South Korea's exports to China over the first 20 days in November fell 28.3 per cent year-on-year, stretching the decrease to six consecutive months, a first since the countries established diplomatic ties 30 years ago.

Lee added: "I am very concerned about the negative impact on trade with China that could be caused by the government's moves to participate in containing China".

Analysts said fewer shipments to China are mainly due to decreased demand caused by its strict Covid-19 lockdowns as well as its efforts to replace imports, including those from South Korea, with locally produced goods.

Foreign exchange reserves, a key indicator representing a country's capacity to stay afloat in international trade terms, dwindled US$2.76 billion in November from the previous month to US$414 billion, although the decrease was milder than the US$19.6 billion fall recorded in September.

The government's moves appear to run against its avowed principle of letting the market sort itself out, but Yoon has defended his policy by citing the multitude of global crises through which individual firms cannot navigate alone.

The government's measures include a plan aimed at enhancing South Korea's participation in Middle East nations' major energy, infrastructure, nuclear power generation and other manufacturing sector projects.

The Yoon government has touted 6 memorandums of understanding (MOUs) on investment deals amounting to around US$29 billion, signed by Saudi Arabia and Korean businesses this month.

The two nations have agreed to work more closely on Neom City, which is being built in northwestern Saudi Arabia, and on other projects.

In an effort to boost exports to China and reduce the bilateral trade deficit, South Korea plans to expand support for businesses involved in high-end consumer goods and advance into financial and environment sectors that are relatively open to foreign investment.

In line with China's 2060 zero carbon emissions goal, Seoul will also help South Korean businesses take part in smart city, smart farm, green energy and green mobility projects in China.

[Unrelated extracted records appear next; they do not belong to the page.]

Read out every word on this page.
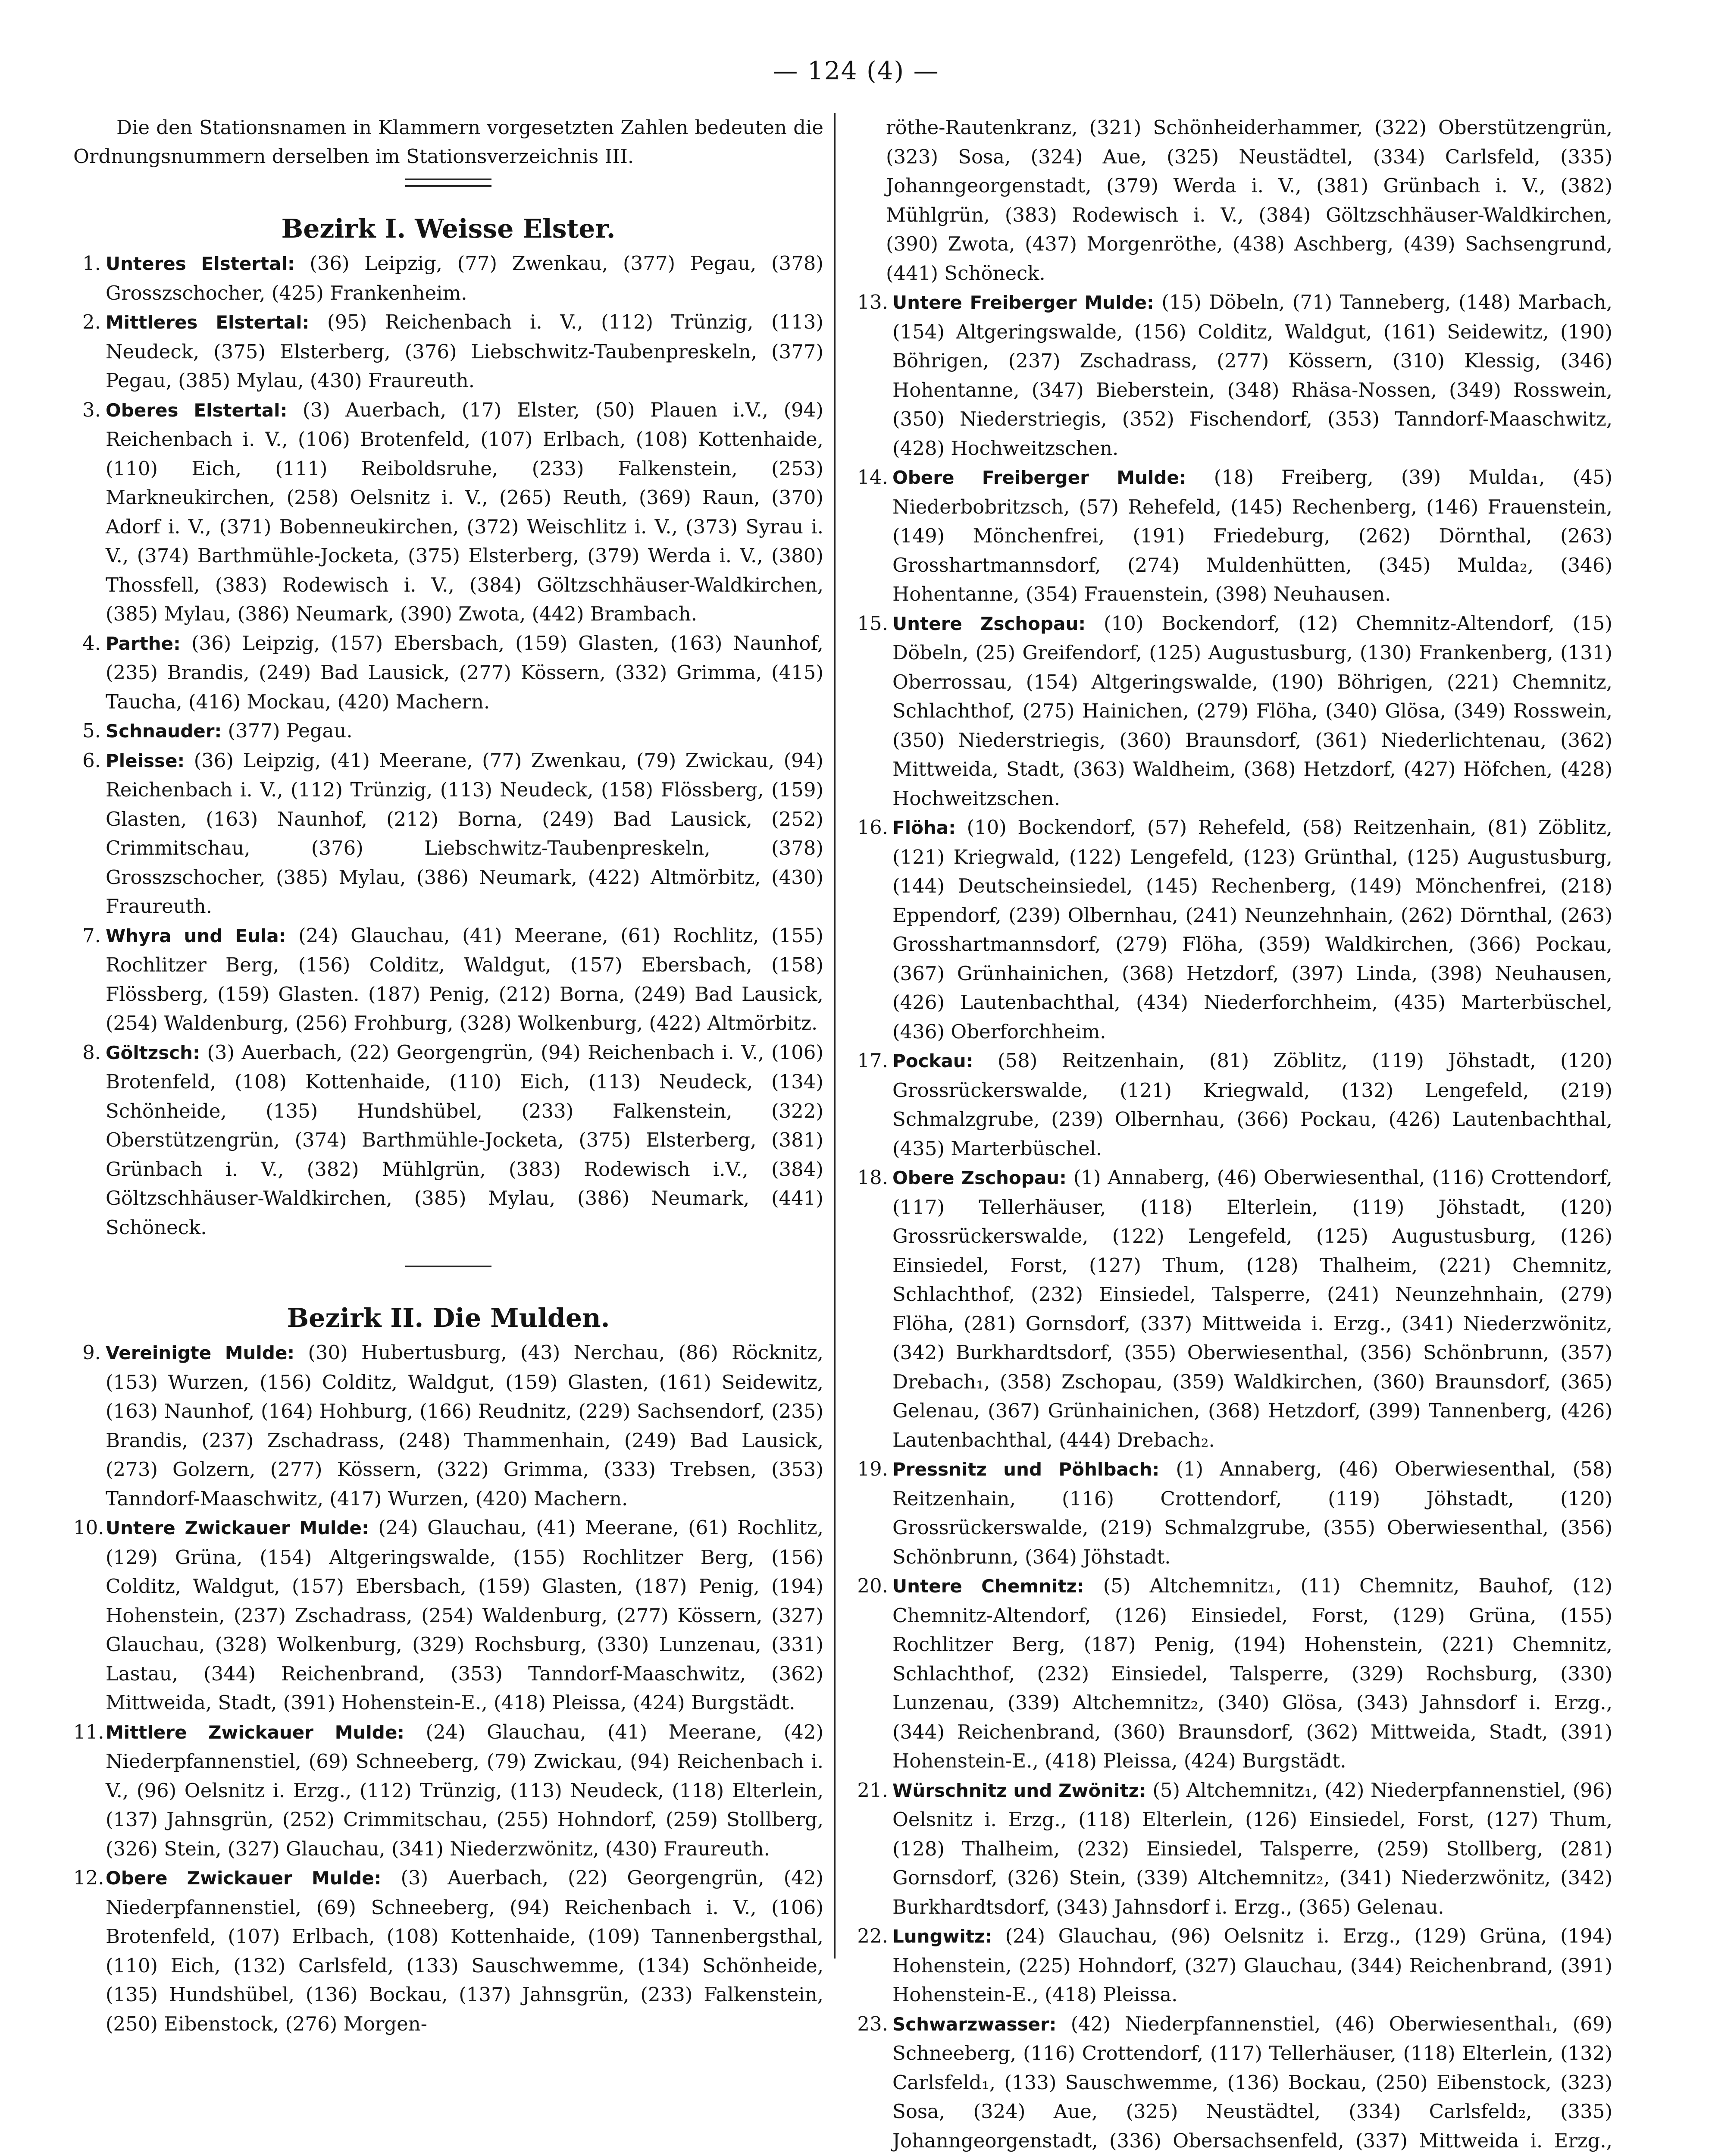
— 124 (4) —

Die den Stationsnamen in Klammern vorgesetzten Zahlen bedeuten die Ordnungsnummern derselben im Stationsverzeichnis III.

Bezirk I. Weisse Elster.

1. Unteres Elstertal: (36) Leipzig, (77) Zwenkau, (377) Pegau, (378) Grosszschocher, (425) Frankenheim.

2. Mittleres Elstertal: (95) Reichenbach i. V., (112) Trünzig, (113) Neudeck, (375) Elsterberg, (376) Liebschwitz-Taubenpreskeln, (377) Pegau, (385) Mylau, (430) Fraureuth.

3. Oberes Elstertal: (3) Auerbach, (17) Elster, (50) Plauen i.V., (94) Reichenbach i. V., (106) Brotenfeld, (107) Erlbach, (108) Kottenhaide, (110) Eich, (111) Reiboldsruhe, (233) Falkenstein, (253) Markneukirchen, (258) Oelsnitz i. V., (265) Reuth, (369) Raun, (370) Adorf i. V., (371) Bobenneukirchen, (372) Weischlitz i. V., (373) Syrau i. V., (374) Barthmühle-Jocketa, (375) Elsterberg, (379) Werda i. V., (380) Thossfell, (383) Rodewisch i. V., (384) Göltzschhäuser-Waldkirchen, (385) Mylau, (386) Neumark, (390) Zwota, (442) Brambach.

4. Parthe: (36) Leipzig, (157) Ebersbach, (159) Glasten, (163) Naunhof, (235) Brandis, (249) Bad Lausick, (277) Kössern, (332) Grimma, (415) Taucha, (416) Mockau, (420) Machern.

5. Schnauder: (377) Pegau.

6. Pleisse: (36) Leipzig, (41) Meerane, (77) Zwenkau, (79) Zwickau, (94) Reichenbach i. V., (112) Trünzig, (113) Neudeck, (158) Flössberg, (159) Glasten, (163) Naunhof, (212) Borna, (249) Bad Lausick, (252) Crimmitschau, (376) Liebschwitz-Taubenpreskeln, (378) Grosszschocher, (385) Mylau, (386) Neumark, (422) Altmörbitz, (430) Fraureuth.

7. Whyra und Eula: (24) Glauchau, (41) Meerane, (61) Rochlitz, (155) Rochlitzer Berg, (156) Colditz, Waldgut, (157) Ebersbach, (158) Flössberg, (159) Glasten. (187) Penig, (212) Borna, (249) Bad Lausick, (254) Waldenburg, (256) Frohburg, (328) Wolkenburg, (422) Altmörbitz.

8. Göltzsch: (3) Auerbach, (22) Georgengrün, (94) Reichenbach i. V., (106) Brotenfeld, (108) Kottenhaide, (110) Eich, (113) Neudeck, (134) Schönheide, (135) Hundshübel, (233) Falkenstein, (322) Oberstützengrün, (374) Barthmühle-Jocketa, (375) Elsterberg, (381) Grünbach i. V., (382) Mühlgrün, (383) Rodewisch i.V., (384) Göltzschhäuser-Waldkirchen, (385) Mylau, (386) Neumark, (441) Schöneck.

Bezirk II. Die Mulden.

9. Vereinigte Mulde: (30) Hubertusburg, (43) Nerchau, (86) Röcknitz, (153) Wurzen, (156) Colditz, Waldgut, (159) Glasten, (161) Seidewitz, (163) Naunhof, (164) Hohburg, (166) Reudnitz, (229) Sachsendorf, (235) Brandis, (237) Zschadrass, (248) Thammenhain, (249) Bad Lausick, (273) Golzern, (277) Kössern, (322) Grimma, (333) Trebsen, (353) Tanndorf-Maaschwitz, (417) Wurzen, (420) Machern.

10. Untere Zwickauer Mulde: (24) Glauchau, (41) Meerane, (61) Rochlitz, (129) Grüna, (154) Altgeringswalde, (155) Rochlitzer Berg, (156) Colditz, Waldgut, (157) Ebersbach, (159) Glasten, (187) Penig, (194) Hohenstein, (237) Zschadrass, (254) Waldenburg, (277) Kössern, (327) Glauchau, (328) Wolkenburg, (329) Rochsburg, (330) Lunzenau, (331) Lastau, (344) Reichenbrand, (353) Tanndorf-Maaschwitz, (362) Mittweida, Stadt, (391) Hohenstein-E., (418) Pleissa, (424) Burgstädt.

11. Mittlere Zwickauer Mulde: (24) Glauchau, (41) Meerane, (42) Niederpfannenstiel, (69) Schneeberg, (79) Zwickau, (94) Reichenbach i. V., (96) Oelsnitz i. Erzg., (112) Trünzig, (113) Neudeck, (118) Elterlein, (137) Jahnsgrün, (252) Crimmitschau, (255) Hohndorf, (259) Stollberg, (326) Stein, (327) Glauchau, (341) Niederzwönitz, (430) Fraureuth.

12. Obere Zwickauer Mulde: (3) Auerbach, (22) Georgengrün, (42) Niederpfannenstiel, (69) Schneeberg, (94) Reichenbach i. V., (106) Brotenfeld, (107) Erlbach, (108) Kottenhaide, (109) Tannenbergsthal, (110) Eich, (132) Carlsfeld, (133) Sauschwemme, (134) Schönheide, (135) Hundshübel, (136) Bockau, (137) Jahnsgrün, (233) Falkenstein, (250) Eibenstock, (276) Morgen-

röthe-Rautenkranz, (321) Schönheiderhammer, (322) Oberstützengrün, (323) Sosa, (324) Aue, (325) Neustädtel, (334) Carlsfeld, (335) Johanngeorgenstadt, (379) Werda i. V., (381) Grünbach i. V., (382) Mühlgrün, (383) Rodewisch i. V., (384) Göltzschhäuser-Waldkirchen, (390) Zwota, (437) Morgenröthe, (438) Aschberg, (439) Sachsengrund, (441) Schöneck.

13. Untere Freiberger Mulde: (15) Döbeln, (71) Tanneberg, (148) Marbach, (154) Altgeringswalde, (156) Colditz, Waldgut, (161) Seidewitz, (190) Böhrigen, (237) Zschadrass, (277) Kössern, (310) Klessig, (346) Hohentanne, (347) Bieberstein, (348) Rhäsa-Nossen, (349) Rosswein, (350) Niederstriegis, (352) Fischendorf, (353) Tanndorf-Maaschwitz, (428) Hochweitzschen.

14. Obere Freiberger Mulde: (18) Freiberg, (39) Mulda₁, (45) Niederbobritzsch, (57) Rehefeld, (145) Rechenberg, (146) Frauenstein, (149) Mönchenfrei, (191) Friedeburg, (262) Dörnthal, (263) Grosshartmannsdorf, (274) Muldenhütten, (345) Mulda₂, (346) Hohentanne, (354) Frauenstein, (398) Neuhausen.

15. Untere Zschopau: (10) Bockendorf, (12) Chemnitz-Altendorf, (15) Döbeln, (25) Greifendorf, (125) Augustusburg, (130) Frankenberg, (131) Oberrossau, (154) Altgeringswalde, (190) Böhrigen, (221) Chemnitz, Schlachthof, (275) Hainichen, (279) Flöha, (340) Glösa, (349) Rosswein, (350) Niederstriegis, (360) Braunsdorf, (361) Niederlichtenau, (362) Mittweida, Stadt, (363) Waldheim, (368) Hetzdorf, (427) Höfchen, (428) Hochweitzschen.

16. Flöha: (10) Bockendorf, (57) Rehefeld, (58) Reitzenhain, (81) Zöblitz, (121) Kriegwald, (122) Lengefeld, (123) Grünthal, (125) Augustusburg, (144) Deutscheinsiedel, (145) Rechenberg, (149) Mönchenfrei, (218) Eppendorf, (239) Olbernhau, (241) Neunzehnhain, (262) Dörnthal, (263) Grosshartmannsdorf, (279) Flöha, (359) Waldkirchen, (366) Pockau, (367) Grünhainichen, (368) Hetzdorf, (397) Linda, (398) Neuhausen, (426) Lautenbachthal, (434) Niederforchheim, (435) Marterbüschel, (436) Oberforchheim.

17. Pockau: (58) Reitzenhain, (81) Zöblitz, (119) Jöhstadt, (120) Grossrückerswalde, (121) Kriegwald, (132) Lengefeld, (219) Schmalzgrube, (239) Olbernhau, (366) Pockau, (426) Lautenbachthal, (435) Marterbüschel.

18. Obere Zschopau: (1) Annaberg, (46) Oberwiesenthal, (116) Crottendorf, (117) Tellerhäuser, (118) Elterlein, (119) Jöhstadt, (120) Grossrückerswalde, (122) Lengefeld, (125) Augustusburg, (126) Einsiedel, Forst, (127) Thum, (128) Thalheim, (221) Chemnitz, Schlachthof, (232) Einsiedel, Talsperre, (241) Neunzehnhain, (279) Flöha, (281) Gornsdorf, (337) Mittweida i. Erzg., (341) Niederzwönitz, (342) Burkhardtsdorf, (355) Oberwiesenthal, (356) Schönbrunn, (357) Drebach₁, (358) Zschopau, (359) Waldkirchen, (360) Braunsdorf, (365) Gelenau, (367) Grünhainichen, (368) Hetzdorf, (399) Tannenberg, (426) Lautenbachthal, (444) Drebach₂.

19. Pressnitz und Pöhlbach: (1) Annaberg, (46) Oberwiesenthal, (58) Reitzenhain, (116) Crottendorf, (119) Jöhstadt, (120) Grossrückerswalde, (219) Schmalzgrube, (355) Oberwiesenthal, (356) Schönbrunn, (364) Jöhstadt.

20. Untere Chemnitz: (5) Altchemnitz₁, (11) Chemnitz, Bauhof, (12) Chemnitz-Altendorf, (126) Einsiedel, Forst, (129) Grüna, (155) Rochlitzer Berg, (187) Penig, (194) Hohenstein, (221) Chemnitz, Schlachthof, (232) Einsiedel, Talsperre, (329) Rochsburg, (330) Lunzenau, (339) Altchemnitz₂, (340) Glösa, (343) Jahnsdorf i. Erzg., (344) Reichenbrand, (360) Braunsdorf, (362) Mittweida, Stadt, (391) Hohenstein-E., (418) Pleissa, (424) Burgstädt.

21. Würschnitz und Zwönitz: (5) Altchemnitz₁, (42) Niederpfannenstiel, (96) Oelsnitz i. Erzg., (118) Elterlein, (126) Einsiedel, Forst, (127) Thum, (128) Thalheim, (232) Einsiedel, Talsperre, (259) Stollberg, (281) Gornsdorf, (326) Stein, (339) Altchemnitz₂, (341) Niederzwönitz, (342) Burkhardtsdorf, (343) Jahnsdorf i. Erzg., (365) Gelenau.

22. Lungwitz: (24) Glauchau, (96) Oelsnitz i. Erzg., (129) Grüna, (194) Hohenstein, (225) Hohndorf, (327) Glauchau, (344) Reichenbrand, (391) Hohenstein-E., (418) Pleissa.

23. Schwarzwasser: (42) Niederpfannenstiel, (46) Oberwiesenthal₁, (69) Schneeberg, (116) Crottendorf, (117) Tellerhäuser, (118) Elterlein, (132) Carlsfeld₁, (133) Sauschwemme, (136) Bockau, (250) Eibenstock, (323) Sosa, (324) Aue, (325) Neustädtel, (334) Carlsfeld₂, (335) Johanngeorgenstadt, (336) Obersachsenfeld, (337) Mittweida i. Erzg.,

China is South Korea's largest trade partner, absorbing a quarter of the country's total outbound shipments, according to the government.

South Korea will also boost and diversify trade and investment in resources, digital economy, green energy and smart cities elsewhere in Asia.

To promote exports to the US, the government will help businesses to participate in massive US infrastructure and eco-friendly investment projects and expand investment in its ally to cope with the restructuring of the global supply network, aimed at reducing reliance on China and Russia.

Seoul plans to expand its outreach to the US to address pending issues including trade restrictions under Washington's Inflation Reduction Act (IRA) and the control of semiconductors exported to China, which heavily relies on foreign manufacturers for them.

With European Union partners, South Korea aims to boost sales of military items amid the protracted Russia-Ukraine war and bolster sales of nuclear power generation.

South Korea exports billions of dollars of weapons to Poland and signed a MOU in October to help build nuclear power plants there.

In an effort to find new markets, the government is eyeing South American nations by pushing to sign a free-trade agreement with the Mercosur trade bloc and deepen ties with Chile, Brazil and other resource-rich nations, the trade ministry said.